Two small objects each of mass m = 0.6 kg are connected by a lightweight rod of length d = 1.3 m (Figure 9.60). At a particular instant they have velocities whose magnitudes are v1 = 27 m/s and v2 = 67 m/s and are subjected to external forces whose magnitudes are F1 = 51 N and F2 = 32 N. The distance h = 0.3 m, and the distance w = 0.5 m. The system is moving in outer space.

(a) What is the total (linear) momentum total of this system?

(b) What is the velocity cm of the center of mass?

(c) What is the total angular momentum A of the system relative to point A?

(d) What is the rotational angular momentum rot of the system?

(e) What is the translational angular momentum trans of the system relative to point A?

(f) After a short time interval t = 0.16 s, what is the total (linear) momentum total of the system?

Solved So far....

a)linear momentum = <.6 kg * 27 m/s + 0.6 kg * 27 m/s, 0, 0>
= <56.4, 0,0>

b) Vcm = Ptotal/Mtotal = <56.4, 0,0>/1.2 kg = 47.0

c) stuck on this one.....
I'm having trouble understanding what exactly to use for the angular momentum.
LA = r X p (both vectors) but i don't know what to use for r, the position of the center of mass??

Thanks :-)

2. Nov 28, 2007

### Staff: Mentor

Good.

Find the angular momentum of each mass separately and add them up.

3. Nov 28, 2007

### quickclick330

ahh...thats a lot easier to understand. thank you . The direction of both angular momentums would be in the negative direction correct?
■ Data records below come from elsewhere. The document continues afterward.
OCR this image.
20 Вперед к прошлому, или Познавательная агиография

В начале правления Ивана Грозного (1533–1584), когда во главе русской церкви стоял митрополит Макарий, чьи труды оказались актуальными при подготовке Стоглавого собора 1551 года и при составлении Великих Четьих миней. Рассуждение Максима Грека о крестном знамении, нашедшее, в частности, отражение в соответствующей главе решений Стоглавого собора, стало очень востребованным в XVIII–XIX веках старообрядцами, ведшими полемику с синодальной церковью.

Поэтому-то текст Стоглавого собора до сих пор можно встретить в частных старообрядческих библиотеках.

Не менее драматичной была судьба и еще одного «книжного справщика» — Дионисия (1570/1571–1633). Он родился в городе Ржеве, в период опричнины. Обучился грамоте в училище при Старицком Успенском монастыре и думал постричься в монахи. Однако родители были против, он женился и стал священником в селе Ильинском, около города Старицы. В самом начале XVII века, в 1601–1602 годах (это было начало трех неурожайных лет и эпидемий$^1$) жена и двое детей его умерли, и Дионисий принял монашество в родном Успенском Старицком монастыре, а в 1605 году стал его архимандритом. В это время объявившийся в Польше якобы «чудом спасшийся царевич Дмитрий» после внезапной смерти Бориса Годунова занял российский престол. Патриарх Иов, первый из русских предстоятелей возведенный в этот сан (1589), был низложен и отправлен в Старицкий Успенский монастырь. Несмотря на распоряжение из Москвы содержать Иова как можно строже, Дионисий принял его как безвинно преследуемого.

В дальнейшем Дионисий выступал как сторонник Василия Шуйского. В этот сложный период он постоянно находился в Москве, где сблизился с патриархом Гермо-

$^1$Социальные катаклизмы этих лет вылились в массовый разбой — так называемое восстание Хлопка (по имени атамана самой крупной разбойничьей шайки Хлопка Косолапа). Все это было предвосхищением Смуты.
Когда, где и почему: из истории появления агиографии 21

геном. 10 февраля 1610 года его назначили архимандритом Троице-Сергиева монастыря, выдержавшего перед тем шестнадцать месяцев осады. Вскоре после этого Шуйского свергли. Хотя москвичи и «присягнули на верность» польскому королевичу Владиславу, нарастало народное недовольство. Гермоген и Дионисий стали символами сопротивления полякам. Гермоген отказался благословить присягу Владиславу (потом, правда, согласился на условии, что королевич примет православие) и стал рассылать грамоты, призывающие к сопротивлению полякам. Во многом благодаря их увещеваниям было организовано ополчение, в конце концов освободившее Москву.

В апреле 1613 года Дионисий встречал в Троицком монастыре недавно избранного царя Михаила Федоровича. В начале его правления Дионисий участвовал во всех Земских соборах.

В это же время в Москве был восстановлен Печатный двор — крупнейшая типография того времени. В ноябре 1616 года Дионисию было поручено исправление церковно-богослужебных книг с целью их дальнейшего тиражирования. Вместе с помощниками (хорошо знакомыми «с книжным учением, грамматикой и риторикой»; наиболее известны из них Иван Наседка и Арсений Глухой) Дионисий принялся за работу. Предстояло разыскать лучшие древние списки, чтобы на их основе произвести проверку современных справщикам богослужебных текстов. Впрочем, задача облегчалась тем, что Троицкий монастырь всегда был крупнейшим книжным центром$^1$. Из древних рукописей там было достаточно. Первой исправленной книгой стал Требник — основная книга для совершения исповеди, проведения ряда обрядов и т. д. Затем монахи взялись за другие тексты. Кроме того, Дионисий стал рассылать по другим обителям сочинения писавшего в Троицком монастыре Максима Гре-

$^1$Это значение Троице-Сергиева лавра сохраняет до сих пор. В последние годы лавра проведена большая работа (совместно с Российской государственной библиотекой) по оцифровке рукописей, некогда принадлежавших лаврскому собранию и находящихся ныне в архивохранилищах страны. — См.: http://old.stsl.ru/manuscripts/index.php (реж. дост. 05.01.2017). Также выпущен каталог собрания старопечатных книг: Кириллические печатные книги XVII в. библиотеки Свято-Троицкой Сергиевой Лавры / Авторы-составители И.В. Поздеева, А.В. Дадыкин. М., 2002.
I got the answer to be 38 kg*m^2/s and I'm trying to apply the right hand rule to find the sign. Usually the momentum is given in the picture so I'm just trying to figure out which direction it is going.

4. Nov 28, 2007

### quickclick330

I'm having trouble with part d now though....
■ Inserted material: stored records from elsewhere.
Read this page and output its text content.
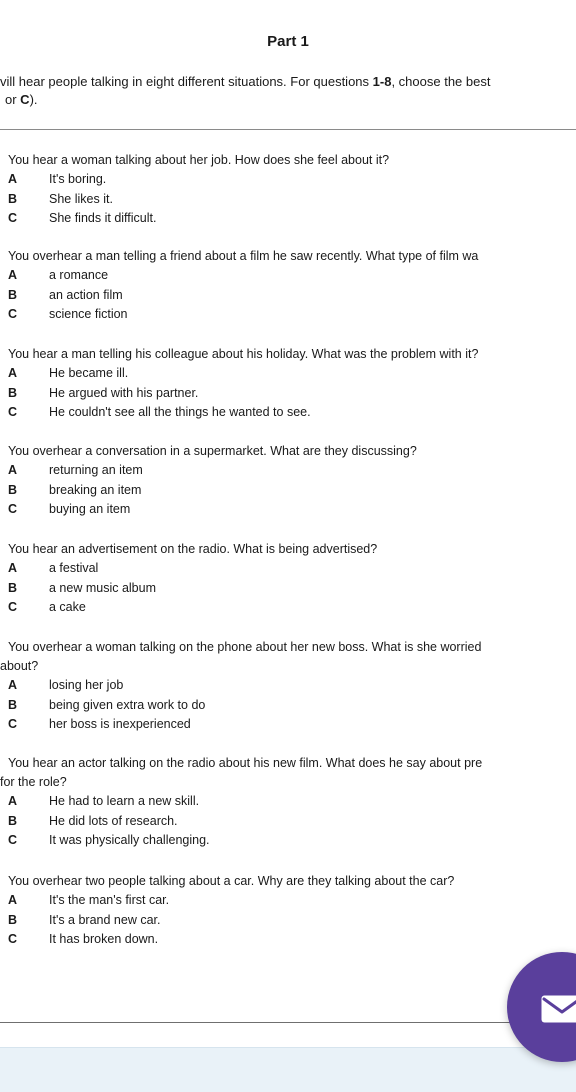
Part 1
vill hear people talking in eight different situations. For questions 1-8, choose the best
or C).
You hear a woman talking about her job. How does she feel about it?
A	It's boring.
B	She likes it.
C	She finds it difficult.
You overhear a man telling a friend about a film he saw recently. What type of film wa
A	a romance
B	an action film
C	science fiction
You hear a man telling his colleague about his holiday. What was the problem with it?
A	He became ill.
B	He argued with his partner.
C	He couldn't see all the things he wanted to see.
You overhear a conversation in a supermarket. What are they discussing?
A	returning an item
B	breaking an item
C	buying an item
You hear an advertisement on the radio. What is being advertised?
A	a festival
B	a new music album
C	a cake
You overhear a woman talking on the phone about her new boss. What is she worried
about?
A	losing her job
B	being given extra work to do
C	her boss is inexperienced
You hear an actor talking on the radio about his new film. What does he say about pre
for the role?
A	He had to learn a new skill.
B	He did lots of research.
C	It was physically challenging.
You overhear two people talking about a car. Why are they talking about the car?
A	It's the man's first car.
B	It's a brand new car.
C	It has broken down.
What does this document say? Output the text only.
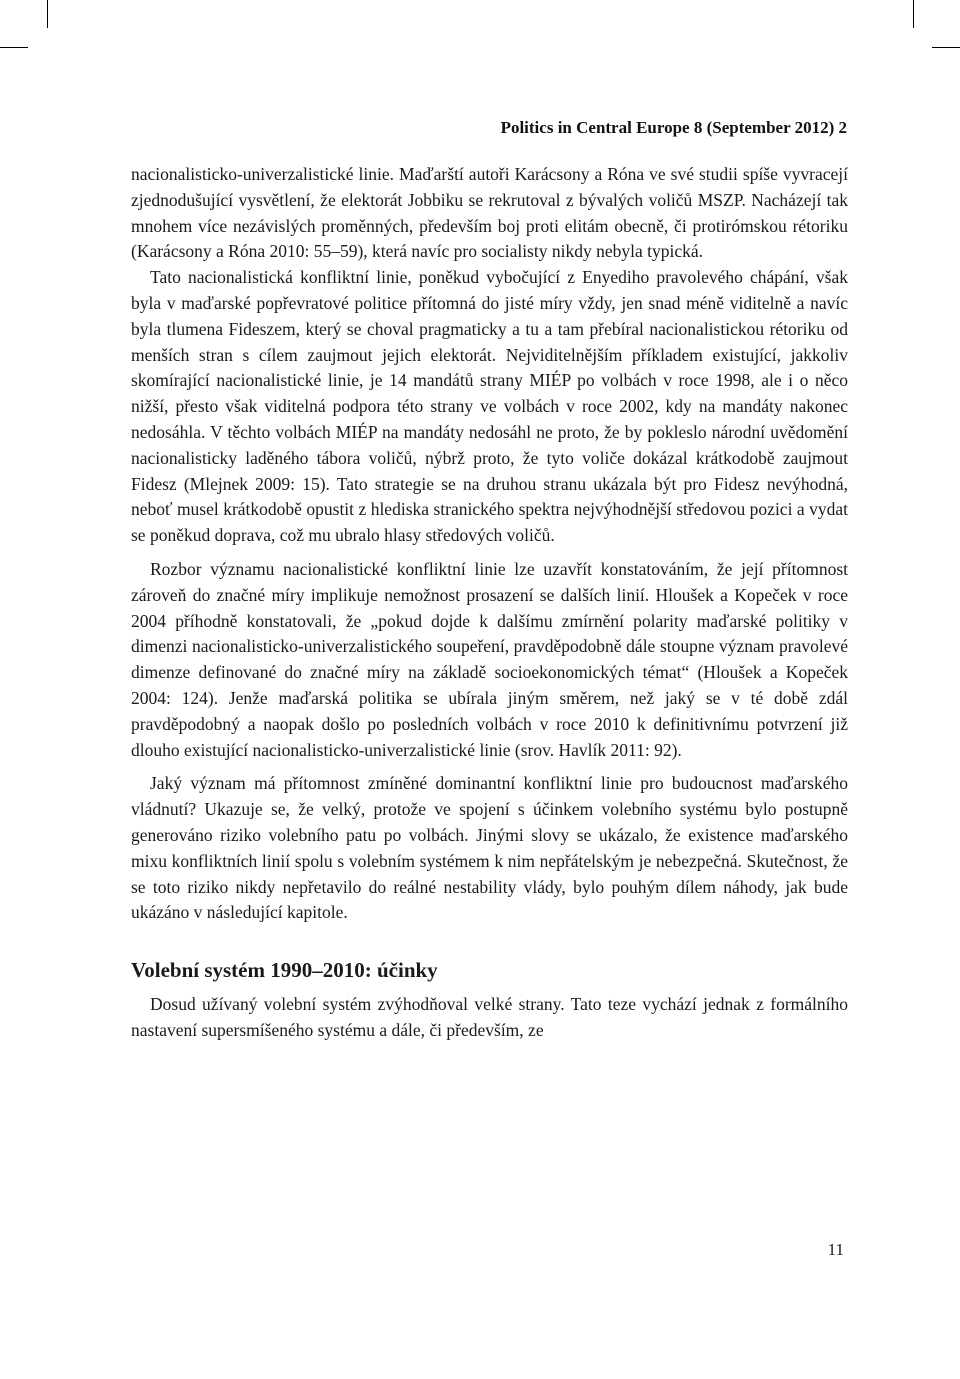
Politics in Central Europe 8 (September 2012) 2

nacionalisticko-univerzalistické linie. Maďarští autoři Karácsony a Róna ve své studii spíše vyvracejí zjednodušující vysvětlení, že elektorát Jobbiku se rekrutoval z bývalých voličů MSZP. Nacházejí tak mnohem více nezávislých proměnných, především boj proti elitám obecně, či protirómskou rétoriku (Karácsony a Róna 2010: 55–59), která navíc pro socialisty nikdy nebyla typická.

Tato nacionalistická konfliktní linie, poněkud vybočující z Enyediho pravolevého chápání, však byla v maďarské popřevratové politice přítomná do jisté míry vždy, jen snad méně viditelně a navíc byla tlumena Fideszem, který se choval pragmaticky a tu a tam přebíral nacionalistickou rétoriku od menších stran s cílem zaujmout jejich elektorát. Nejviditelnějším příkladem existující, jakkoliv skomírající nacionalistické linie, je 14 mandátů strany MIÉP po volbách v roce 1998, ale i o něco nižší, přesto však viditelná podpora této strany ve volbách v roce 2002, kdy na mandáty nakonec nedosáhla. V těchto volbách MIÉP na mandáty nedosáhl ne proto, že by pokleslo národní uvědomění nacionalisticky laděného tábora voličů, nýbrž proto, že tyto voliče dokázal krátkodobě zaujmout Fidesz (Mlejnek 2009: 15). Tato strategie se na druhou stranu ukázala být pro Fidesz nevýhodná, neboť musel krátkodobě opustit z hlediska stranického spektra nejvýhodnější středovou pozici a vydat se poněkud doprava, což mu ubralo hlasy středových voličů.

Rozbor významu nacionalistické konfliktní linie lze uzavřít konstatováním, že její přítomnost zároveň do značné míry implikuje nemožnost prosazení se dalších linií. Hloušek a Kopeček v roce 2004 příhodně konstatovali, že „pokud dojde k dalšímu zmírnění polarity maďarské politiky v dimenzi nacionalisticko-univerzalistického soupeření, pravděpodobně dále stoupne význam pravolevé dimenze definované do značné míry na základě socioekonomických témat“ (Hloušek a Kopeček 2004: 124). Jenže maďarská politika se ubírala jiným směrem, než jaký se v té době zdál pravděpodobný a naopak došlo po posledních volbách v roce 2010 k definitivnímu potvrzení již dlouho existující nacionalisticko-univerzalistické linie (srov. Havlík 2011: 92).

Jaký význam má přítomnost zmíněné dominantní konfliktní linie pro budoucnost maďarského vládnutí? Ukazuje se, že velký, protože ve spojení s účinkem volebního systému bylo postupně generováno riziko volebního patu po volbách. Jinými slovy se ukázalo, že existence maďarského mixu konfliktních linií spolu s volebním systémem k nim nepřátelským je nebezpečná. Skutečnost, že se toto riziko nikdy nepřetavilo do reálné nestability vlády, bylo pouhým dílem náhody, jak bude ukázáno v následující kapitole.

Volební systém 1990–2010: účinky

Dosud užívaný volební systém zvýhodňoval velké strany. Tato teze vychází jednak z formálního nastavení supersmíšeného systému a dále, či především, ze

11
I have Lrot = cm*m*v2 + cm*m*v2

center of mass = cm = d/2

(1.3/2)*0.6*27 + (1.3/2)*0.6 * 67 = 37 ...which the answer is 15.6.

5. Nov 28, 2007

### quickclick330

Well i found my problem but I don't know why its the case....the first d/2 is negative so that makes it work out to 15.6...but why is it negative?

6. Nov 29, 2007

### Staff: Mentor

That's not it. To find the "rotational angular momentum" of the system, look at the system in the center of mass frame. In that frame the top mass moves to the left and the bottom mass moves to the right.

Total angular momentum is the angular momentum about the center of mass plus the angular momentum of the center of mass (which is part e).

7. Nov 29, 2007

### quickclick330

Do you mean its not negative or the 15.6 is wrong? The answer key said -15.6

8. Nov 29, 2007

### Staff: Mentor

I was objecting to your reasoning, not your answer. Looks to me that the system is rotating counterclockwise about the center of mass, which I would call positive. (In the + z direction.)